According to the agreement between Quoddy Bay and the tribe, the developers want between 40 and 60 acres of coastline property. The developers offered the tribe a maximum of $8 million a year to site a facility on tribal land. They agreed to pay the tribe a $665,667-a-month lease payment if a facility similar to the one that Conoco-Phillips hoped to build in Harpswell were developed. Harpswell voters rejected the project last year.

Should the Pleasant Point facility not reach the targeted billion-cubic-foot capacity of gas per day, the developers agreed to a minimum lease payment of $300,000 a month once the facility was fully operational.

During the past few months, the tribe has come under fire from those who believe that it should retain ownership over the terminal and let someone else run it. The agreement dealt with that issue. “Alternately an ownership interest by the [tribe] in the project can be negotiated in lieu of a ground-lease payment,” the agreement said.

Opponent Vera Francis said Tuesday the developers said they would leave if Perry voters rejected the project. “It is time to move on to healthy ways of being in a relationship with the [Passamaquoddy] Bay that has long sustained us,” she said.

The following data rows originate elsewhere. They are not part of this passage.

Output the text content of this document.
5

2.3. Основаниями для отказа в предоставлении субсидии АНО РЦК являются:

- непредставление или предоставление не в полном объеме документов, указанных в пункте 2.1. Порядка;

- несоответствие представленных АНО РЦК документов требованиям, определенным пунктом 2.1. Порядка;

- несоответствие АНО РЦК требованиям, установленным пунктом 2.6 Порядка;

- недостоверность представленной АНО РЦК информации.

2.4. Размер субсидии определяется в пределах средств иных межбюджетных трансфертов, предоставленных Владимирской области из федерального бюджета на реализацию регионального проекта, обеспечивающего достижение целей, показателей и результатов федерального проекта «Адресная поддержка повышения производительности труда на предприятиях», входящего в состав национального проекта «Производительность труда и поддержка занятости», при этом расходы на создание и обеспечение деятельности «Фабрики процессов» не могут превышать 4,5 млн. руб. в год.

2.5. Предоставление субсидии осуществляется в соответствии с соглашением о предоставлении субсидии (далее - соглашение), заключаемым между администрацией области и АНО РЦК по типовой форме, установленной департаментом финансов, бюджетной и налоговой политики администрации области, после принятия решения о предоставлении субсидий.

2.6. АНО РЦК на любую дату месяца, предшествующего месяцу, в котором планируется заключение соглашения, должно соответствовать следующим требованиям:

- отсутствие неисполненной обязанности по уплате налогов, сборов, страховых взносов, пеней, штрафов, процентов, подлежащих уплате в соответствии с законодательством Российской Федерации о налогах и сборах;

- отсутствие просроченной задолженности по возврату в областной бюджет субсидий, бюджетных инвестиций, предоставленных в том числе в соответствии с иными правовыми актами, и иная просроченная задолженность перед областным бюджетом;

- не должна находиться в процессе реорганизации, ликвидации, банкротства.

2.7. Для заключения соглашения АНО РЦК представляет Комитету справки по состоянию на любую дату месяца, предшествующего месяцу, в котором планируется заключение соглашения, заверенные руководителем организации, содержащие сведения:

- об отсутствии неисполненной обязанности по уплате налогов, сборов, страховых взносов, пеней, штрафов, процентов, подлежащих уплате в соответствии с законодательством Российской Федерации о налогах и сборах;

But tribe public relations spokeswoman Emily Francis said Tuesday that Perry residents have contacted the developers to ask for another vote. “What we tell them is we can’t ask for another vote, they can do that. I think there’s a lot of interest out there. However, we have not committed to doing that yet, and we still are looking at all of our options and exploring other areas as well,” she said.

On Tuesday the tribe’s attorney could not be reached for comment.